その十二時間のあいだに参加者たちはこのおかしな宇宙を眺め続けた。例の男はデータロガーで黙々と数値を記録し続けていた。科学的な成果としてはそれなりに意義のあるデータだったのかもしれない。
だが参加者たちの大半にとってその十二時間は「見たことのない景色を見た」以上の意味を持たなかった。
金のために来た連中だ。宇宙の果てがどれだけ壮大だろうが星の色が何色だろうが、報酬が振り込まれるかどうかのほうが千倍重要である。
だがもし。
もしも彼らに数億年の寿命があったなら。もしもこの船がここに数億年間留まり、窓の外をずっと眺め続けることができたなら。
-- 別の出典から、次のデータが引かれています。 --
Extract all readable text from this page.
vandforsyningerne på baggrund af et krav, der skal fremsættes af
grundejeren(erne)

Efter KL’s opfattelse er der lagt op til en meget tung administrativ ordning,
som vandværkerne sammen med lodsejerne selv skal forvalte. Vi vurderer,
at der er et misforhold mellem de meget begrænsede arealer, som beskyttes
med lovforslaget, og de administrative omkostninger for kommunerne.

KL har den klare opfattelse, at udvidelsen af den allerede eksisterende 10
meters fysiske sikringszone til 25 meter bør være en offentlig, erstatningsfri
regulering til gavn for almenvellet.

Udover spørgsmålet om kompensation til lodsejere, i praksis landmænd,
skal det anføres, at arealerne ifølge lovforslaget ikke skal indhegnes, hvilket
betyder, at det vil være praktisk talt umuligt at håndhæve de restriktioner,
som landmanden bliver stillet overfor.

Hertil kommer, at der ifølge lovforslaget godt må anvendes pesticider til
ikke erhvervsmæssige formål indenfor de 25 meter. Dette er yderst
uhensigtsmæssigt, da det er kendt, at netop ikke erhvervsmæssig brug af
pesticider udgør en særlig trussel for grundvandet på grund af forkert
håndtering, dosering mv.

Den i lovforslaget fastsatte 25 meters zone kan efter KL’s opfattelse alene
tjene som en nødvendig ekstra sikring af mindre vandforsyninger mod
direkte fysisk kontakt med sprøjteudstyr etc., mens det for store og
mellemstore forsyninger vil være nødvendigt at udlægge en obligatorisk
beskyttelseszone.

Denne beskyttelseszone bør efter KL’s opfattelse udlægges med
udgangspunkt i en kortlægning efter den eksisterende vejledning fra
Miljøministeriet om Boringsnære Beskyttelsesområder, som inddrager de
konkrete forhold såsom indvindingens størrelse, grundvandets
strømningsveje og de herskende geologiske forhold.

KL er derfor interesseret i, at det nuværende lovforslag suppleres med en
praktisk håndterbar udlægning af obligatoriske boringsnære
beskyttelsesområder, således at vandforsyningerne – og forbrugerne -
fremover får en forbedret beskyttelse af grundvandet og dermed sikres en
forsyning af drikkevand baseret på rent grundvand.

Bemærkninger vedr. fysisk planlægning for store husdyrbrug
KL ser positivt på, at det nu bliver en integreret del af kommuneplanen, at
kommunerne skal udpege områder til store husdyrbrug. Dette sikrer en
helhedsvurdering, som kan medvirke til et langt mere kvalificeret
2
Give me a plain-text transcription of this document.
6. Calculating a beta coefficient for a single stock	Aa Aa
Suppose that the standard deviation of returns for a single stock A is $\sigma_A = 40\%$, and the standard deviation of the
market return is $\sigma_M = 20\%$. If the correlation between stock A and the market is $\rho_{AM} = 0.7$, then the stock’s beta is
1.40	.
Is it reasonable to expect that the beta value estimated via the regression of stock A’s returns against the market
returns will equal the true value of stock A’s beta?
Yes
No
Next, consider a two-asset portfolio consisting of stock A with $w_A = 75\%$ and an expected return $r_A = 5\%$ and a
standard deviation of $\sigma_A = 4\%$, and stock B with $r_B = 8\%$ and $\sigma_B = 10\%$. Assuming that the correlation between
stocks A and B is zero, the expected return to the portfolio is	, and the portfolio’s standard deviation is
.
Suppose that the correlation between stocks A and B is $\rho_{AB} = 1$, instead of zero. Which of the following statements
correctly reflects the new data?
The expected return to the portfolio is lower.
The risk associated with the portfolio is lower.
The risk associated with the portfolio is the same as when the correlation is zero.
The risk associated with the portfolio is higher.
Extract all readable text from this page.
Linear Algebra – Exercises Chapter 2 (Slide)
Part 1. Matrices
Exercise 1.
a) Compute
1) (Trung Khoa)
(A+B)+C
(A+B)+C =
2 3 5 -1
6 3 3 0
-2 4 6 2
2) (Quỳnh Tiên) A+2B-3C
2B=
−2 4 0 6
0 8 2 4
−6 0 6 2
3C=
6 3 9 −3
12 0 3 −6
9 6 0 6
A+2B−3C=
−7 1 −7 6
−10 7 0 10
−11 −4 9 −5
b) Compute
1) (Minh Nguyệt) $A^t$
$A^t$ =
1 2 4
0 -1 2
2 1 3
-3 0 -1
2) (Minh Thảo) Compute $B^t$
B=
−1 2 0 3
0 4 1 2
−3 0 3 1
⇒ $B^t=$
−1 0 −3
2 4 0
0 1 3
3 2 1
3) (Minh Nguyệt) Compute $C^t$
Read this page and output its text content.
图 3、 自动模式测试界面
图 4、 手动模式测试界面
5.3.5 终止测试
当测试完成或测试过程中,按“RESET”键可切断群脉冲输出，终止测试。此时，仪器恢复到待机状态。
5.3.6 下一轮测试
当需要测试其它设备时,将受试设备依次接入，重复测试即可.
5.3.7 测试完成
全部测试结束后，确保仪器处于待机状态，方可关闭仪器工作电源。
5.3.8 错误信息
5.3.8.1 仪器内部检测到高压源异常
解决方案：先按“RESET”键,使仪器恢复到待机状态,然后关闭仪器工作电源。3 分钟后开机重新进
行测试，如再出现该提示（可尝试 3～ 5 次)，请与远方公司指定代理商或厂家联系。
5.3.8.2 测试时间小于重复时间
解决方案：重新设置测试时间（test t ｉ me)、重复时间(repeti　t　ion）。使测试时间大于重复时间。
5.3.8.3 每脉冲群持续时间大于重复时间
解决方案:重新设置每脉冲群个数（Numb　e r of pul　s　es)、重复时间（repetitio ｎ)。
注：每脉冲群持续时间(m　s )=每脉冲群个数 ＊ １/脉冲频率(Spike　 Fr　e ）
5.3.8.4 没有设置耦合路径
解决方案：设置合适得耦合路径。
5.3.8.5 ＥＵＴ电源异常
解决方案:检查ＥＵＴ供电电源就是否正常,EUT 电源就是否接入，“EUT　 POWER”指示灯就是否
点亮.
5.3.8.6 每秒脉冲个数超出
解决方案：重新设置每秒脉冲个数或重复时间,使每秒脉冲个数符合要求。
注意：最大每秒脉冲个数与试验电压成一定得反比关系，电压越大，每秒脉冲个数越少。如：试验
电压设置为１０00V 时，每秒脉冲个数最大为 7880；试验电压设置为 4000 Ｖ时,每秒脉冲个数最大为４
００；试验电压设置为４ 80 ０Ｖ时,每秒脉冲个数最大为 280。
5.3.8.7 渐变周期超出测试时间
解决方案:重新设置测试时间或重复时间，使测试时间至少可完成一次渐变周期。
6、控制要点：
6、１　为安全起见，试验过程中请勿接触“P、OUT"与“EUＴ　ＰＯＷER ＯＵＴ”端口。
彼らは目の前に広がるこの一面の光がゆっくりと同じ方向へ動いていることに気づいただろう。
光源の一つ一つがではない。一面の光の全体が。一枚の巨大な面として。
何百万光年規模のフィラメントを血管のように走らせ、スペクトルに収まらない色で明滅するこの光の面が、途方もなく緩慢に、だが途切れることなく、一方向へ移動している。
それが何を意味するのか──。
だが彼らの寿命は数億年もなかった。十二時間の滞在では何一つ動いていないように見えた。だから彼らは何にも気づかなかったし、気づかなかったことを知ることもなかった。
十二時間が経った。
船内スピーカーが復路のアナウンスを流した。
『帰還シークエンスを開始します。全乗員は着座してください』
なんだよ、楽勝じゃねえかというような笑みを浮かべて席につくろくでなし共。彼らは皆、無事に、五体満足で帰れると思っていた──おめでたい話だ。